La deformazione del significato autentico del termine autonomia è alla base dei cambiamenti avvenuti nella scuola pubblica negli ultimi venti anni.


Autonomia scolastica: dentro o fuori dalla Costituzione?

La deformazione del significato autentico del termine autonomia è alla base dei cambiamenti avvenuti nella scuola pubblica negli ultimi venti anni, che l’hanno indirizzata sempre di più verso il modello delle scuole private, tradendo così l’originario fine espresso nella Costituzione, ovvero di essere una funzione dello Stato garante della formazione democratica dei cittadini, nonché luogo di affermazione del diritto all’uguaglianza, alle pari opportunità, luogo del rispetto delle differenze e del pluralismo culturale.

di Antonia Sani

Il recente seminario organizzato a Roma dall’Associazione Nazionale “Per la scuola della Repubblica” ha portato in primo piano l’esigenza di penetrare nei meandri delle contraddizioni in cui il concetto di autonomia è sprofondato. L’abuso e l’uso improprio del termine rischiano di offuscare per sempre il suo significato autentico che fu traguardo di lotte di donne e uomini nei secoli, fondamento su cui posano i principi della nostra Costituzione.

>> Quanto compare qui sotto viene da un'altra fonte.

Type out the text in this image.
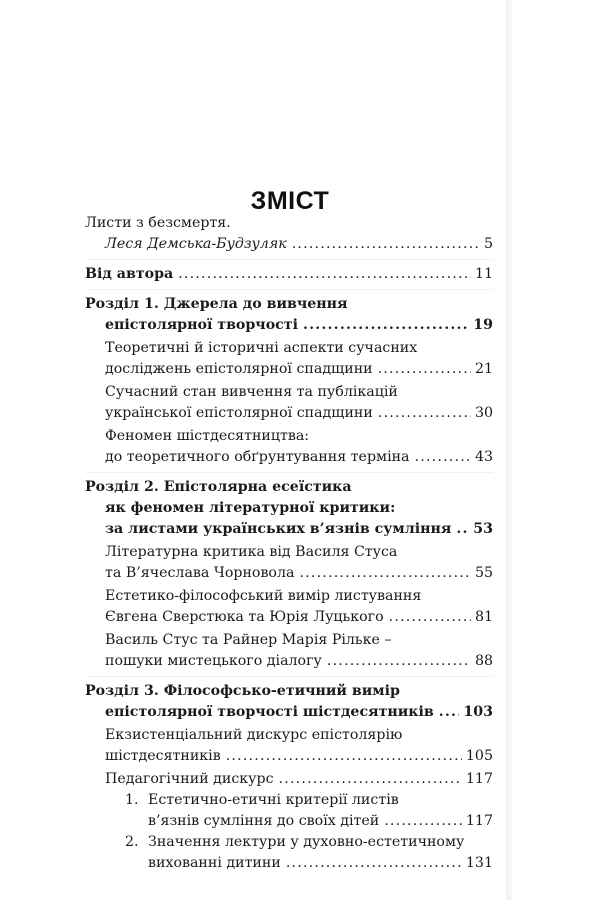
ЗМІСТ
Листи з безсмертя.
Леся Демська-Будзуляк .....	5
Від автора .....	11
Розділ 1. Джерела до вивчення
епістолярної творчості .....	19
Теоретичні й історичні аспекти сучасних
досліджень епістолярної спадщини .....	21
Сучасний стан вивчення та публікацій
української епістолярної спадщини .....	30
Феномен шістдесятництва:
до теоретичного обґрунтування терміна .....	43
Розділ 2. Епістолярна есеїстика
як феномен літературної критики:
за листами українських в’язнів сумління ..... 53
Літературна критика від Василя Стуса
та В’ячеслава Чорновола .....	55
Естетико-філософський вимір листування
Євгена Сверстюка та Юрія Луцького .....	81
Василь Стус та Райнер Марія Рільке –
пошуки мистецького діалогу .....	88
Розділ 3. Філософсько-етичний вимір
епістолярної творчості шістдесятників ..... 103
Екзистенціальний дискурс епістолярію
шістдесятників .....	105
Педагогічний дискурс .....	117
1. Естетично-етичні критерії листів
в’язнів сумління до своїх дітей .....	117
2. Значення лектури у духовно-естетичному
вихованні дитини .....	131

Autonomo/a è chi, libero/a da qualsiasi forma di condizionamento, decide in piena indipendenza delle proprie scelte, dei propri comportamenti. Il termine greco “nomos-legge” è tuttavia stringente: l’autonomia non può essere disgiunta dal principio di responsabilità. In questo senso autonomia e libertà formano nella Costituzione italiana un nesso inscindibile in cui autonomia rappresenta l’esercizio della libertà secondo comportamenti liberamente scelti (ma non lesivi delle istituzioni democratiche e dei rapporti civili e sociali). “La libertà personale è inviolabile” recita l’Art.13/Cost, ma poi seguono i casi in cui può – nei limiti stabiliti dalla legge- essere violata…

L’Italia usciva dagli anni della dittatura fascista, del bavaglio e della sudditanza al regime pena la perdita del posto di lavoro. Autonomia per i padri costituenti è quindi prima di tutto indipendenza, libertà di coscienza, libertà di espressione, libertà di insegnamento, ma anche libertà di iniziativa economica privata purché non contrasti con l’utilità sociale.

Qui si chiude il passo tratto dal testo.